Andrew Forrest
Andrew Forrest, chairman of Fortescue Metals Group, speaks during a media conference in Sydney, Australia, July 28, 2015. Reuters/David Gray

Mining services provider Programmed is looking to employ 5,000 Indigenous Australians. The development comes as part of a 10-year plan announced in Canberra last week with Prime Minister Malcolm Turnbull and Fortescue Metals Group chairman Andrew Forrest.

The contract to employ Indigenous people, largest ever signed by an Australian company, will be undertaken in an effort to enhance the diversity of society in terms of culture, gender, age, sexual orientation and abilities. The deal was signed between Programmed Managing Director Chris Sutherland, Turnbull and Forrest.

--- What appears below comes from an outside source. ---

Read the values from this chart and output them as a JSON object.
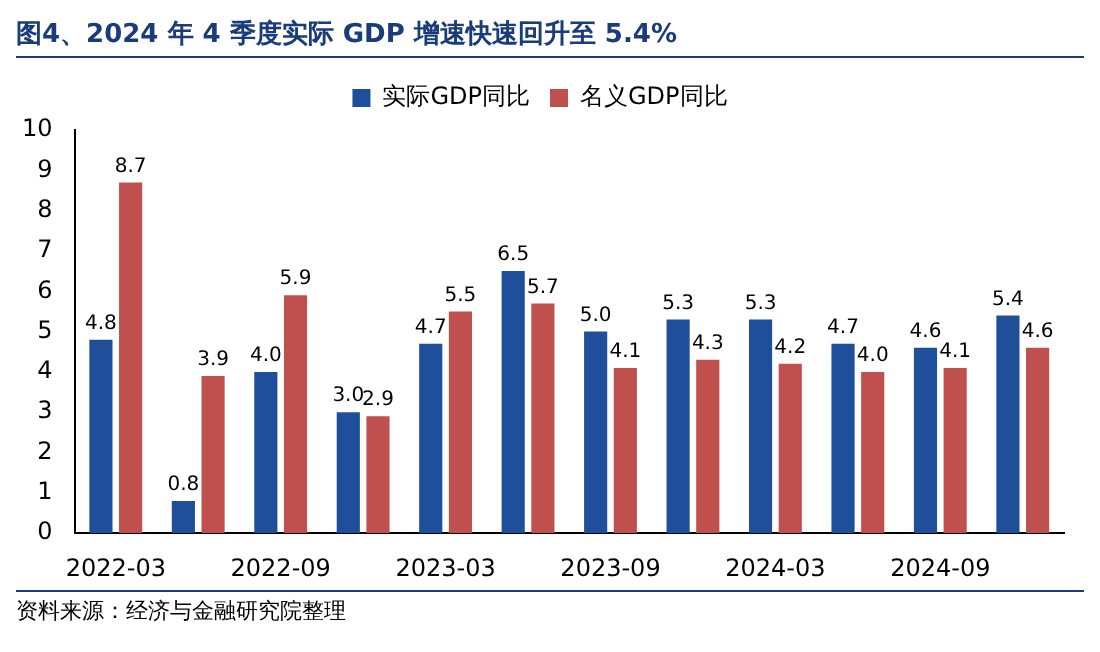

The contract will be managed through the Australian Employment Covenant. Government organisations like VTEC, the Employment Parity Initiative and jobactive will support the move. VTEC carried out more than 5,000 job placements for Aboriginal and Torres Strait Islander Australians last year. Job-specific training was provided to employees.

Forrest's Indigenous advocacy group GenerationOne will be overseeing the project. “It's going to shine a bright light into a minimum 5,000 Indigenous families and we are delighted by that," he said, speaking with Radio National. "It's a powerful signal of where Indigenous Australia is going and where we think certainly the disparity can end."

Employment was one of the six of seven close the gap targets that were not fulfilled in the latest report. According to Forrest, a lot more than just spending money on Indigenous affairs needs to be done to bridge the gaps of disparity.

"Government throwing around cash has actually led to that kind of soft prejudice, that almost racism of low expectations. What Indigenous people need now is opportunity,” Forrest said, adding that he was inspired by the move. "Opportunity to take their own responsibility and that's what employment does."

The Federal Government has said it will hand 3 percent of its contracts to Indigenous groups, according to a report from KPMG. In lieu of this, the government said it had been able to achieve 2.9 percent of the target.